Congratulations to Evanston Township High School (ETHS) student Anna Grant-Bolton for being selected as one of 21 runners-up in The New York Times' Seventh Annual Student Editorial Contest. She joins 12 winners and 30 honorable mentions as the Times' favorite essays of the 7,318 the paper received this year.
Anna is also a student advocated with Evanston Cradle to Career's Advocates4Action team and a member of The Mayor’s Taskforce.
Anna's topic is one that has been part of DE's mission since its inception.
“Redefining a Life: Changing the Conversation About Gun Violence”
By Anna Grant-Bolton, age 17, Evanston Township High School, Evanston, Ill.
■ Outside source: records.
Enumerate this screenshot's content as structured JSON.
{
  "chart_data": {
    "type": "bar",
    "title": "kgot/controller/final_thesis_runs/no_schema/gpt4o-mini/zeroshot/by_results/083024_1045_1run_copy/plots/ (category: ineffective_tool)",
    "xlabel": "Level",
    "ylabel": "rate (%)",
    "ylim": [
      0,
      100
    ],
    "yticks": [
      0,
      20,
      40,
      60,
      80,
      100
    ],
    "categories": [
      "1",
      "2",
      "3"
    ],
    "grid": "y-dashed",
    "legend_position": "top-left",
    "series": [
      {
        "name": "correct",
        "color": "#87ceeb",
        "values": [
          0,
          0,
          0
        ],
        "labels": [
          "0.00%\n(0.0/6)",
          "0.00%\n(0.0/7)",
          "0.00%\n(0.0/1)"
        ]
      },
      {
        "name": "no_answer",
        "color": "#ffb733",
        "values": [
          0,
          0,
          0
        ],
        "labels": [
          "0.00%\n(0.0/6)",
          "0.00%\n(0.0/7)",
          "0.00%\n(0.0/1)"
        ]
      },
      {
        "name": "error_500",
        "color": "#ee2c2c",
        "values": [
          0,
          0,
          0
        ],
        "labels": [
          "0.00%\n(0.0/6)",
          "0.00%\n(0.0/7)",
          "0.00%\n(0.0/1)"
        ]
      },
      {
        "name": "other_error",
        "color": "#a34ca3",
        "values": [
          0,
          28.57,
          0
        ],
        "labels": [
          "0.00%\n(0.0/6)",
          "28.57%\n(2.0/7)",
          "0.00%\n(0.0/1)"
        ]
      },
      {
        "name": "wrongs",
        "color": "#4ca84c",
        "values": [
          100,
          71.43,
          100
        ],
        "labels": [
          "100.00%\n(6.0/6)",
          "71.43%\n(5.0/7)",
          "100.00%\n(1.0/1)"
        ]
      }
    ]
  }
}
In the second grade, I learned how to barricade my classroom’s door to stop a man with a gun. I would fold myself into the corner of my dark classroom and close my eyes until I heard, “code green” echo on the loudspeaker. The drill ended, and I was safe again.
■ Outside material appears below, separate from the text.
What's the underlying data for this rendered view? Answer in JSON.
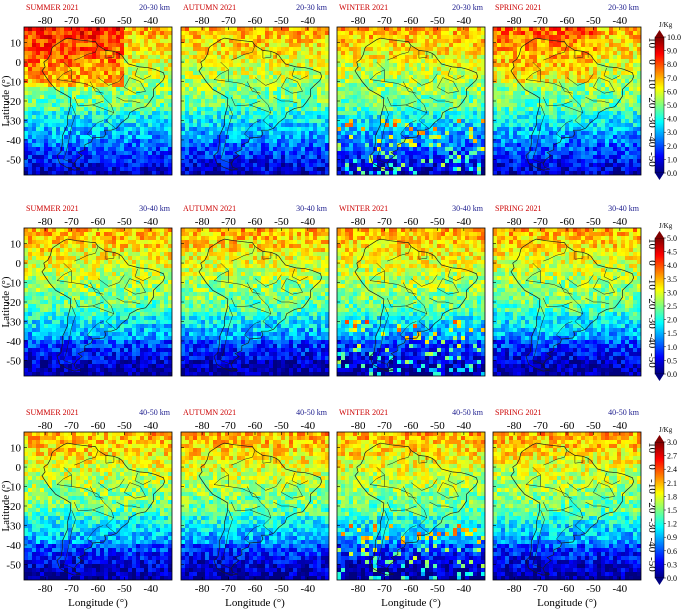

But 26 miles south of my school, on the South Side of Chicago, that code green never comes. Safety isn’t the norm, violence is. Growing up in a “safe” suburb has taught me that privilege is grocery shopping, walking to school, or going to church without the threat of violence swallowing me whole. Privilege is turning fear off when a drill ends.
If my school got shot up, it would make national news. Millions of Americans would mourn my death, and call for stricter gun laws. Policy and Change, the people would demand. There would be outrage and tears.
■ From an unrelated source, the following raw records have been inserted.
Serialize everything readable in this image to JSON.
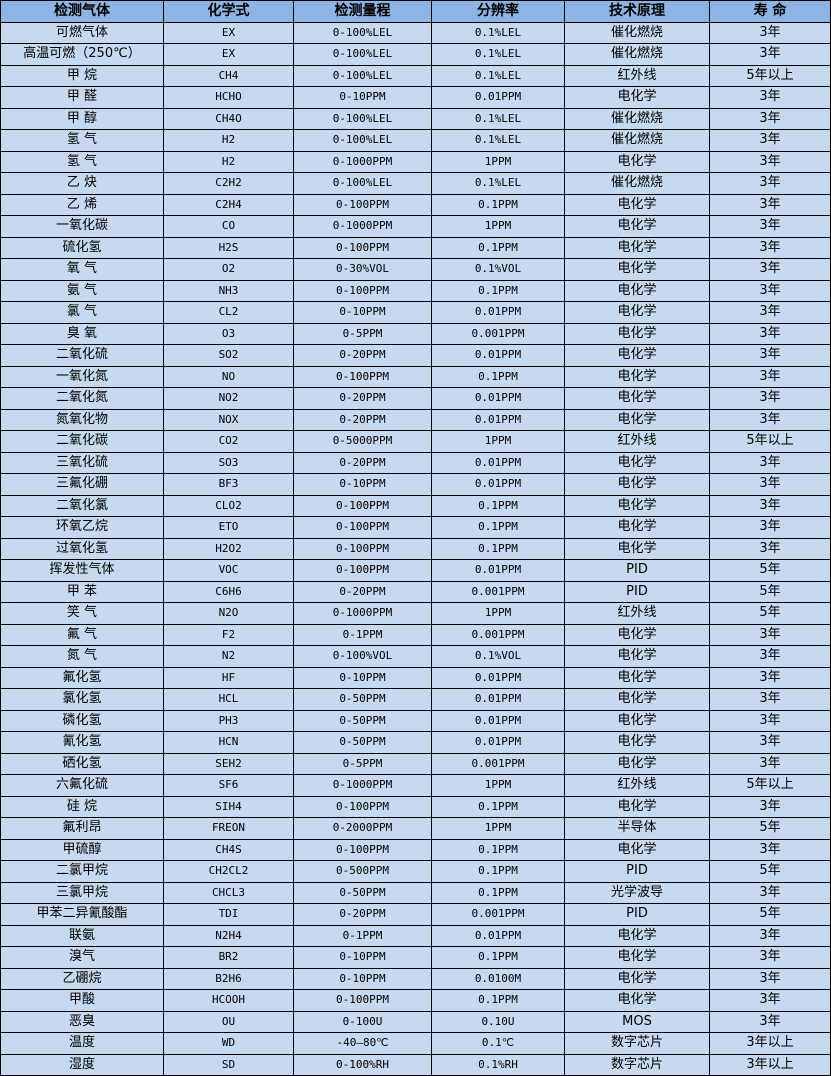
{
  "colors": {
    "header_bg": "#8db4e2",
    "row_bg": "#c5d9f1",
    "border": "#000000"
  },
  "headers": [
    "检测气体",
    "化学式",
    "检测量程",
    "分辨率",
    "技术原理",
    "寿 命"
  ],
  "rows": [
    [
      "可燃气体",
      "EX",
      "0-100%LEL",
      "0.1%LEL",
      "催化燃烧",
      "3年"
    ],
    [
      "高温可燃（250℃）",
      "EX",
      "0-100%LEL",
      "0.1%LEL",
      "催化燃烧",
      "3年"
    ],
    [
      "甲 烷",
      "CH4",
      "0-100%LEL",
      "0.1%LEL",
      "红外线",
      "5年以上"
    ],
    [
      "甲 醛",
      "HCHO",
      "0-10PPM",
      "0.01PPM",
      "电化学",
      "3年"
    ],
    [
      "甲 醇",
      "CH4O",
      "0-100%LEL",
      "0.1%LEL",
      "催化燃烧",
      "3年"
    ],
    [
      "氢 气",
      "H2",
      "0-100%LEL",
      "0.1%LEL",
      "催化燃烧",
      "3年"
    ],
    [
      "氢 气",
      "H2",
      "0-1000PPM",
      "1PPM",
      "电化学",
      "3年"
    ],
    [
      "乙 炔",
      "C2H2",
      "0-100%LEL",
      "0.1%LEL",
      "催化燃烧",
      "3年"
    ],
    [
      "乙 烯",
      "C2H4",
      "0-100PPM",
      "0.1PPM",
      "电化学",
      "3年"
    ],
    [
      "一氧化碳",
      "CO",
      "0-1000PPM",
      "1PPM",
      "电化学",
      "3年"
    ],
    [
      "硫化氢",
      "H2S",
      "0-100PPM",
      "0.1PPM",
      "电化学",
      "3年"
    ],
    [
      "氧 气",
      "O2",
      "0-30%VOL",
      "0.1%VOL",
      "电化学",
      "3年"
    ],
    [
      "氨 气",
      "NH3",
      "0-100PPM",
      "0.1PPM",
      "电化学",
      "3年"
    ],
    [
      "氯 气",
      "CL2",
      "0-10PPM",
      "0.01PPM",
      "电化学",
      "3年"
    ],
    [
      "臭 氧",
      "O3",
      "0-5PPM",
      "0.001PPM",
      "电化学",
      "3年"
    ],
    [
      "二氧化硫",
      "SO2",
      "0-20PPM",
      "0.01PPM",
      "电化学",
      "3年"
    ],
    [
      "一氧化氮",
      "NO",
      "0-100PPM",
      "0.1PPM",
      "电化学",
      "3年"
    ],
    [
      "二氧化氮",
      "NO2",
      "0-20PPM",
      "0.01PPM",
      "电化学",
      "3年"
    ],
    [
      "氮氧化物",
      "NOX",
      "0-20PPM",
      "0.01PPM",
      "电化学",
      "3年"
    ],
    [
      "二氧化碳",
      "CO2",
      "0-5000PPM",
      "1PPM",
      "红外线",
      "5年以上"
    ],
    [
      "三氧化硫",
      "SO3",
      "0-20PPM",
      "0.01PPM",
      "电化学",
      "3年"
    ],
    [
      "三氟化硼",
      "BF3",
      "0-10PPM",
      "0.01PPM",
      "电化学",
      "3年"
    ],
    [
      "二氧化氯",
      "CLO2",
      "0-100PPM",
      "0.1PPM",
      "电化学",
      "3年"
    ],
    [
      "环氧乙烷",
      "ETO",
      "0-100PPM",
      "0.1PPM",
      "电化学",
      "3年"
    ],
    [
      "过氧化氢",
      "H2O2",
      "0-100PPM",
      "0.1PPM",
      "电化学",
      "3年"
    ],
    [
      "挥发性气体",
      "VOC",
      "0-100PPM",
      "0.01PPM",
      "PID",
      "5年"
    ],
    [
      "甲 苯",
      "C6H6",
      "0-20PPM",
      "0.001PPM",
      "PID",
      "5年"
    ],
    [
      "笑 气",
      "N2O",
      "0-1000PPM",
      "1PPM",
      "红外线",
      "5年"
    ],
    [
      "氟 气",
      "F2",
      "0-1PPM",
      "0.001PPM",
      "电化学",
      "3年"
    ],
    [
      "氮 气",
      "N2",
      "0-100%VOL",
      "0.1%VOL",
      "电化学",
      "3年"
    ],
    [
      "氟化氢",
      "HF",
      "0-10PPM",
      "0.01PPM",
      "电化学",
      "3年"
    ],
    [
      "氯化氢",
      "HCL",
      "0-50PPM",
      "0.01PPM",
      "电化学",
      "3年"
    ],
    [
      "磷化氢",
      "PH3",
      "0-50PPM",
      "0.01PPM",
      "电化学",
      "3年"
    ],
    [
      "氰化氢",
      "HCN",
      "0-50PPM",
      "0.01PPM",
      "电化学",
      "3年"
    ],
    [
      "硒化氢",
      "SEH2",
      "0-5PPM",
      "0.001PPM",
      "电化学",
      "3年"
    ],
    [
      "六氟化硫",
      "SF6",
      "0-1000PPM",
      "1PPM",
      "红外线",
      "5年以上"
    ],
    [
      "硅 烷",
      "SIH4",
      "0-100PPM",
      "0.1PPM",
      "电化学",
      "3年"
    ],
    [
      "氟利昂",
      "FREON",
      "0-2000PPM",
      "1PPM",
      "半导体",
      "5年"
    ],
    [
      "甲硫醇",
      "CH4S",
      "0-100PPM",
      "0.1PPM",
      "电化学",
      "3年"
    ],
    [
      "二氯甲烷",
      "CH2CL2",
      "0-500PPM",
      "0.1PPM",
      "PID",
      "5年"
    ],
    [
      "三氯甲烷",
      "CHCL3",
      "0-50PPM",
      "0.1PPM",
      "光学波导",
      "3年"
    ],
    [
      "甲苯二异氰酸酯",
      "TDI",
      "0-20PPM",
      "0.001PPM",
      "PID",
      "5年"
    ],
    [
      "联氨",
      "N2H4",
      "0-1PPM",
      "0.01PPM",
      "电化学",
      "3年"
    ],
    [
      "溴气",
      "BR2",
      "0-10PPM",
      "0.1PPM",
      "电化学",
      "3年"
    ],
    [
      "乙硼烷",
      "B2H6",
      "0-10PPM",
      "0.0100M",
      "电化学",
      "3年"
    ],
    [
      "甲酸",
      "HCOOH",
      "0-100PPM",
      "0.1PPM",
      "电化学",
      "3年"
    ],
    [
      "恶臭",
      "OU",
      "0-100U",
      "0.10U",
      "MOS",
      "3年"
    ],
    [
      "温度",
      "WD",
      "-40—80℃",
      "0.1℃",
      "数字芯片",
      "3年以上"
    ],
    [
      "湿度",
      "SD",
      "0-100%RH",
      "0.1%RH",
      "数字芯片",
      "3年以上"
    ]
  ]
}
But we’ve grown deaf to the cries of the black community. White fear overshadows black trauma, making violence in inner cities invisible. The New York Times reports that the same weekend the El Paso and Dayton shootings consumed America’s attention, “52 [were] wounded by gunfire throughout Chicago.” Violence is an aberration in white communities but the default in the black inner city.
Our fundamental understanding of gun violence is racist. Vox reports that mass shootings account for “fewer than 1 percent of homicide victims.” According to The Washington Post, while the death tolls rose in Chicago due to inaction and indifference, the Parkland shooting catalyzed a national walkout. How many black kids must die before we care enough to make a change?
White America has always found a way to explain away their apathy to black gun violence in race-neutral terms. Mass shootings are especially tragic, they argue, because there are so many lives taken at once. However, USA Today reports that 63 were shot on Chicago’s 4th of July Weekend. By this logic, these black inner-city deaths would have garnered more attention than Sandy Hook’s school shooting. Mass shootings are tragedies and should be treated as such. But when we cease to care when black lives are lost, we become complicit in that violence.
We manufacture colorblind justifications for why we don’t care about black lives, but it’s the color of the victim’s skin that drives our anger and agency about gun violence. We must open our ears to listen to the cries of the black community, our mouths to amplify their voices, and our hearts to empathize. It’s then that the “code green” will ring out again — but this time, for us all.